The report takes a close look at how Aetna is using AI:
At Aetna, the U.S.-based insurer recently acquired by CVS, artificial intelligence is playing an increasingly important role in both refining and extending its business model. Aetna already uses AI to design provider networks, prevent fraud, and discover overpayments — traditional applications of analytics within the insurance industry. But, as Ali Keshavarz, Aetna’s vice president and head of analytics, says, this is just the beginning of what the company is planning to do with AI.
Aetna is now pursuing strategic initiatives to create more customer value with AI. In one Medicare-related offering, product designers used an AI-based method to customize benefit design. This approach led to 180% growth in new member acquisition.
Keshavarz goes on to note that Aetna is using AI as a tool to advance its broader strategy: becoming the health care portal for its customer base.

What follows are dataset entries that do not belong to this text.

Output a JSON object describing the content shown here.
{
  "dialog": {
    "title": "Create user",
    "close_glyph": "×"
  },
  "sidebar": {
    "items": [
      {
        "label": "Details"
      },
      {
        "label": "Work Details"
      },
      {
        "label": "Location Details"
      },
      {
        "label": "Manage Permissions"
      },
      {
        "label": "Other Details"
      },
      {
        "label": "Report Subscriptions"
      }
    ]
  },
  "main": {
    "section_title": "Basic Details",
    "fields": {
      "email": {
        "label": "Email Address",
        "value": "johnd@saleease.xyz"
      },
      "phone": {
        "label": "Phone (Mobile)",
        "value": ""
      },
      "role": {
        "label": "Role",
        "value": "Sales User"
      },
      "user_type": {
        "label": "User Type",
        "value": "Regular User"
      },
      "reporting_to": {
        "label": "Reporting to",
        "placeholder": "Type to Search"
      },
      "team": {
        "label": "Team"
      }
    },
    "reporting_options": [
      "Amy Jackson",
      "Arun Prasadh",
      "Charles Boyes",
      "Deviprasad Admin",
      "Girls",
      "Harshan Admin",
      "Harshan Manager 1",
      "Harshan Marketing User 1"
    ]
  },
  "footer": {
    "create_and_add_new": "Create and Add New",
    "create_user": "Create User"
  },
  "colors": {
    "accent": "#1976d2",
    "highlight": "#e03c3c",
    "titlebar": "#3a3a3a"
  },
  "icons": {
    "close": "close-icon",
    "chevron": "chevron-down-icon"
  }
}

“We want to become the first place people go to when they are thinking about their health,” he says. “That could be something like you have a rash and you don’t know what’s going on. You want to get a quick diagnostic of what’s happening. Can we be more and more of the front door for that?”
It sounds like Keshavarz heard the wake up call we wrote about back in 2018; he believes AI is crucial to enhance customer engagement, both in terms of directly connecting with customers and simplifying their user experience by automating manual processes for billing and claims. One of the points made in a recent article we referenced -- patients report the worst experience in the process is the post- and pre-visit period when they’re trying to book an appointment or deal with a bill -- is well-aligned with Keshavarz's perspective.